Google DeepMind's latest AI system, AlphaGeometry2, has made significant progress in solving geometric problems, surpassing the average gold medalist in the International Mathematics Olympics (IMO) competition. This breakthrough achievement not only demonstrates the potential of AI in the field of mathematics, but also provides a new direction for the development of general AI.
AlphaGeometry2, the latest AI system launched by Google DeepMind Research Lab, excelled in solving geometric problems, surpassing the average gold medalist in the International Mathematics Olympics (IMO) competition. The system is considered an improved version of AlphaGeometry, and researchers say AlphaGeometry2 can solve 84% of geometric problems in IMO over the past 25 years.

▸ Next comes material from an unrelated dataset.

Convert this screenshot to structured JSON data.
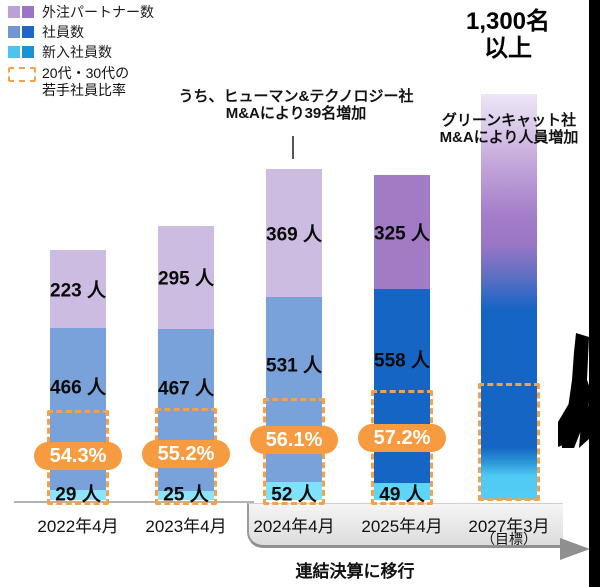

Why does DeepMind focus on such high school mathematics competitions? They believe that finding new ways to solve complex geometric problems, especially Euclidean geometry, may be the key to improving AI capabilities. Proving why mathematical theorems or explanation theorems (such as Pythagorean theorem) holds requires logical reasoning and the ability to select multiple possible steps. If DeepMind's theory holds true, these problem-solving capabilities will be very important for future general AI models.
This summer, DeepMind demonstrated a system that combines AlphaGeometry2 with the mathematical reasoning AI model AlphaProof, which solved four of the six problems of the 2024 IMO. In addition to geometric problems, this approach can be extended to other mathematical and scientific fields, such as complex engineering calculations.
The core components of AlphaGeometry2 include a language model from the Google Gemini series and a "symbol engine". The Gemini model helps the symbolic engine deduce feasible solutions to problems through mathematical rules. Geometric problems with IMO are usually based on figures that need to be added with "constructed", such as points, lines, or circles. AlphaGeometry2's Gemini model can predict which constructs may be helpful in solving problems.
It is worth noting that when solving the IMO problem, AlphaGeometry2 uses more than 300 million theorems and proof synthetic data generated by DeepMind itself for training. The research team selected 45 geometric problems for IMO over the past 25 years and expanded them to form a set of 50 problems. AlphaGeometry2 successfully solved 42 of them, surpassing the average score of the gold medalist.
However, AlphaGeometry2 still has some limitations, such as it cannot solve problems with variable number points, nonlinear equations, and inequality. Nevertheless, this study has sparked a discussion about whether AI systems should be based on symbolic operations or neural networks. AlphaGeometry2 adopts a hybrid approach that combines neural networks and rules-based symbolic engines.
The success of AlphaGeometry2 provides a new direction for the future development of general-purpose AI. Although not yet fully self-sufficient, research by the DeepMind team shows that more self-sufficient AI models may be available in the future.
Paper entrance: https://arxiv.org/pdf/2502.03544
Key points:
AlphaGeometry2 is able to solve 84% of geometric problems in IMO over the past 25 years, surpassing the average score of gold medalists.
The system combines neural networks and symbol engines to solve complex mathematical problems using a hybrid approach.
DeepMind hopes to promote research progress on more powerful general AI by solving geometric problems.
The success of AlphaGeometry2 not only demonstrates the potential of AI in the field of mathematics, but also provides a new direction for the development of general AI. In the future, with the continuous advancement of technology, AI will show strong capabilities in more fields.